Das Handschriftenverhältniss in Rudolfs von Ems Barlaam von Dr. Franz Söhns. Erlangen. Verlag von Andreas Deichert. 1878. 8°. 86 S. 1 M. 80 Pf.

Pfeiffer sagt S. 409 seiner Ausgabe: 'Unter allen diesen Handschriften, deren Benützung mir vergönnt war, ist keine von vorzüglichem Werthe, keine der ich im Allgemeinen größeren Vorzug schenken durfte als der andern', und an mehreren zweifelhaften Stellen hat er deshalb die lateinische Vorlage zur Entscheidung herangezogen, was freilich noch viel öfter und durchgreifender hätte geschehen können.

Im Wesentlichen zu demselben Resultate gelangt die vorliegende Arbeit, die sich zugleich eine genauere Classification der Handschriften und so weit als möglich auch der erhaltenen Bruchstücke von Handschriften zur Aufgabe gemacht hat. Leider wird die Sicherheit der Resultate sowohl durch Fehler der Methode als durch Ungenauigkeiten und Flüchtigkeiten im Einzelnen nicht unwesentlich beschränkt, und ein neuer Herausgeber des Gedichtes wird sich nicht etwa auf dieselben bauend die Mühe eigener selbständiger Untersuchung über die Hss. ersparen dürfen.
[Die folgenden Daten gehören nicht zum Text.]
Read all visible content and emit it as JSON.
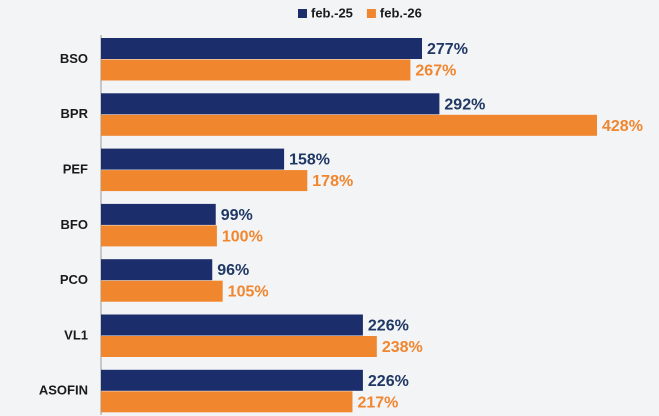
{
  "chart_data": {
    "type": "bar",
    "orientation": "horizontal",
    "categories": [
      "BSO",
      "BPR",
      "PEF",
      "BFO",
      "PCO",
      "VL1",
      "ASOFIN"
    ],
    "series": [
      {
        "name": "feb.-25",
        "color": "#1b2d6b",
        "values": [
          277,
          292,
          158,
          99,
          96,
          226,
          226
        ],
        "value_labels": [
          "277%",
          "292%",
          "158%",
          "99%",
          "96%",
          "226%",
          "226%"
        ]
      },
      {
        "name": "feb.-26",
        "color": "#f0862e",
        "values": [
          267,
          428,
          178,
          100,
          105,
          238,
          217
        ],
        "value_labels": [
          "267%",
          "428%",
          "178%",
          "100%",
          "105%",
          "238%",
          "217%"
        ]
      }
    ],
    "legend": "top"
  }
}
Der Vf. beginnt mit einer Aufzählung der schon von Pfeiffer benützten und einiger seither hinzugekommenen Textquellen, letztere größtentheils Bruchstücke, nur eine vollständige Hs., die Bonner Pergamenths. des 14. Jhs. (vom Vf. mit L bezeichnet) ist darunter. Dieß Verzeichniß aber und damit die ganze Untersuchung ist nicht vollständig. Ich weiß nicht gleich, wie viel in Katalogen und andern Büchern, die ich im Augenblick nicht nachschlagen kann, etwa noch Hss. des Barlaam verzeichnet sind; aber an einer Stelle, die der Herr Vf. sicher auch gelesen haben muß, nämlich Pfeiffers Anmerkung zu 294, 35, sind deren zwei erwähnt: eine Gothaer (Jacobs II, 241-243) und eine Wiener (Nr. 2884 Pap. 14. Jh.). Es hat mich gewundert, da der Hr. Vf. sich doch um die Bonner und Fragmente anderer Hss. bemüht hat, über diese beiden auch nicht ein Wort zu finden. Von der Wiener besitze ich eine freilich nur zur Probe gemachte Collation kurzer Stücke aus verschiedenen Theilen des Gedichtes, die jedoch ausreicht, um ungefähr ihre Stellung unter den übrigen Hss. erkennen zu laßen. Ich werde darauf zurückkommen.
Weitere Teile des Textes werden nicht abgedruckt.